Sonunda yine sorularla karşı karşıyayız… “Sol, İslam’a niye uzak düştü? Sol, İslam ile politikayı birleştirmek isteyenlerin oyununa nasıl geldi?”
Yukarıda parantez içerisinde yazan kısmı hatırlarsak, “kimi solcular” diye başlayan ithamlar 3-5 satır sonra birdenbire “sol” oluveriyor. Böylece başlangıçta belirsiz olan karşıtlık artık belirsiz bir şekilde ama herkese karşı hale geliveriyor. Bütün bunları sol yapamamış oluyor. Sol İslam’a uzak düşüyor,Sanki siyasal İslam yokmuş gibi “İslam ile politikayı birleştirmek isteyenler” diyerek kavramsallaştırdığı kimlerse onların oyununa geliyor.
On kere, yüz kere, bin kere de okusanız bu satırların manasını anlamanız mümkün olamaz.
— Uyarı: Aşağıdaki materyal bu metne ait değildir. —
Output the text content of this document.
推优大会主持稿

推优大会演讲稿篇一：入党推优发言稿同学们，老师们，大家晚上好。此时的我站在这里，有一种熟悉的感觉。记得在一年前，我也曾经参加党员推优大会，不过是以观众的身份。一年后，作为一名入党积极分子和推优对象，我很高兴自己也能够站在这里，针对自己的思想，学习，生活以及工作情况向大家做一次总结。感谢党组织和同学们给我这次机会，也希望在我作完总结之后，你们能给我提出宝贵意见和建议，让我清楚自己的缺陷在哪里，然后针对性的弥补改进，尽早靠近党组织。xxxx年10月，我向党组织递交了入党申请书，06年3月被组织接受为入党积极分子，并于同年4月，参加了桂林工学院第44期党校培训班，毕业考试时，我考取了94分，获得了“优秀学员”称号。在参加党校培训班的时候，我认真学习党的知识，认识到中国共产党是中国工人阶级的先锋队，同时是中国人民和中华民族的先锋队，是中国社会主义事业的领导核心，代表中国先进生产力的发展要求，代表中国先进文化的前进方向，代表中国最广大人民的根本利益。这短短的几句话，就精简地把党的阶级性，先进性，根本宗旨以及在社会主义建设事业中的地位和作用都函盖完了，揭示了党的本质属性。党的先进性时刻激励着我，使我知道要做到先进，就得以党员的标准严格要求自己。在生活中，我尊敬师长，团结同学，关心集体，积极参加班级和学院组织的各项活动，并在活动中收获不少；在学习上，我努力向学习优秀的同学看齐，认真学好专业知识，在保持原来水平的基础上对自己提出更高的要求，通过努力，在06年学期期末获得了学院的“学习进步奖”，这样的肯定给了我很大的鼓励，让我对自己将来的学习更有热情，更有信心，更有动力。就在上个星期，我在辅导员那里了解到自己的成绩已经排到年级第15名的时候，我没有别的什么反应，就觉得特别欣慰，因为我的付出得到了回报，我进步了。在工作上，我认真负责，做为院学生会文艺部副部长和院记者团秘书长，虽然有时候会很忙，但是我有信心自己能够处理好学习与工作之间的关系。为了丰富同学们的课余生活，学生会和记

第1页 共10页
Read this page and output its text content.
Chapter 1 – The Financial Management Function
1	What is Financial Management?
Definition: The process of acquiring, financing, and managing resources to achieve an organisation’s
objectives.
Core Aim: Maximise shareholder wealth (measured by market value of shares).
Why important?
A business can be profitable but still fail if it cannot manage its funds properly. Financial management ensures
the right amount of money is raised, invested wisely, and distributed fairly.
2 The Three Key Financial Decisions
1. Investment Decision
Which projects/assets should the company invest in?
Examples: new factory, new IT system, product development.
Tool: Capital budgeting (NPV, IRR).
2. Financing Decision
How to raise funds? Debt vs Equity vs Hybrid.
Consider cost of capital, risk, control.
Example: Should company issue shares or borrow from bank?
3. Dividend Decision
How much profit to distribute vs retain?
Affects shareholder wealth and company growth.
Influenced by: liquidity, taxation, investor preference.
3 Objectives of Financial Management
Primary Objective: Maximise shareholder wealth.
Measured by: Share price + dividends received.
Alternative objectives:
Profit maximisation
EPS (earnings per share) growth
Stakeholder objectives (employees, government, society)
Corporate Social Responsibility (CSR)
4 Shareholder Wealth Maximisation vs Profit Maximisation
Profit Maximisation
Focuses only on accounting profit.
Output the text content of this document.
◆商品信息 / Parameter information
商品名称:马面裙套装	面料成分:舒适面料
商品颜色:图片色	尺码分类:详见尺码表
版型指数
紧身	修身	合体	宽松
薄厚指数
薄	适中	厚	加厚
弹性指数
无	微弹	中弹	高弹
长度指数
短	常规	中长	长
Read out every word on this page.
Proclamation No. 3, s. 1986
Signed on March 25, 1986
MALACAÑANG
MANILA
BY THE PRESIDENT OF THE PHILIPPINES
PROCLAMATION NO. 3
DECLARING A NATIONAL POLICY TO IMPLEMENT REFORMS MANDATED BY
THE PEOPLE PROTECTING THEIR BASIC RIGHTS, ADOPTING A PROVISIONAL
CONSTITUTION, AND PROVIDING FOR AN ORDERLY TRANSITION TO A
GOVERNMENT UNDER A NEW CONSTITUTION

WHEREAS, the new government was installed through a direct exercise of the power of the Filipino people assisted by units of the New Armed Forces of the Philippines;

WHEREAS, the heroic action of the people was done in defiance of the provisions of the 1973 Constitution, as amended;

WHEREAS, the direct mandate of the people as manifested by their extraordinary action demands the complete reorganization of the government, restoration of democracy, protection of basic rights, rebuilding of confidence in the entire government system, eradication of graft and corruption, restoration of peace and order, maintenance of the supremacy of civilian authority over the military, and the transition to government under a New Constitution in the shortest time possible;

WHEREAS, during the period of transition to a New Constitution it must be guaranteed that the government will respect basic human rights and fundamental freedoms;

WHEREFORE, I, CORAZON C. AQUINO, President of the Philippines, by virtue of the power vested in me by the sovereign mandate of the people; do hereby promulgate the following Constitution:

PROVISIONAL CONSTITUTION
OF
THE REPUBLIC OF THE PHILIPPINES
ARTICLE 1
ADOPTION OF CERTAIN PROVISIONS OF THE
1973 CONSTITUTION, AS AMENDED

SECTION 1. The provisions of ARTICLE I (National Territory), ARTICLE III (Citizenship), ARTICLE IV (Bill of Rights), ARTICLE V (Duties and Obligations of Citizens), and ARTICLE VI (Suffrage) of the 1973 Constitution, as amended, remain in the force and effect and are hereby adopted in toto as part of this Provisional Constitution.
Yazdıkları zaten geçmişte yaşanmış olaylar, bunlara hayır denilemeyince Aristo’nun mantık silsilesiyle diğer önermelere de hayır diyemeyeceğimiz veya varılan sonucu da kabul etmemiz bekleniyor.
Böylesi tam da ilaç endüstrisini hedef alır gözüktüğü 600 sayfalık Kara Kutu ve gıda endüstrisini hedef alır gözüktüğü 500 sayfalık Saklı Seçilmişler kitabıyla Rockefeller komplolarıyla bezediği sözde bilimi bize sunmaya çalışan Soner Yalçın’a yakışır.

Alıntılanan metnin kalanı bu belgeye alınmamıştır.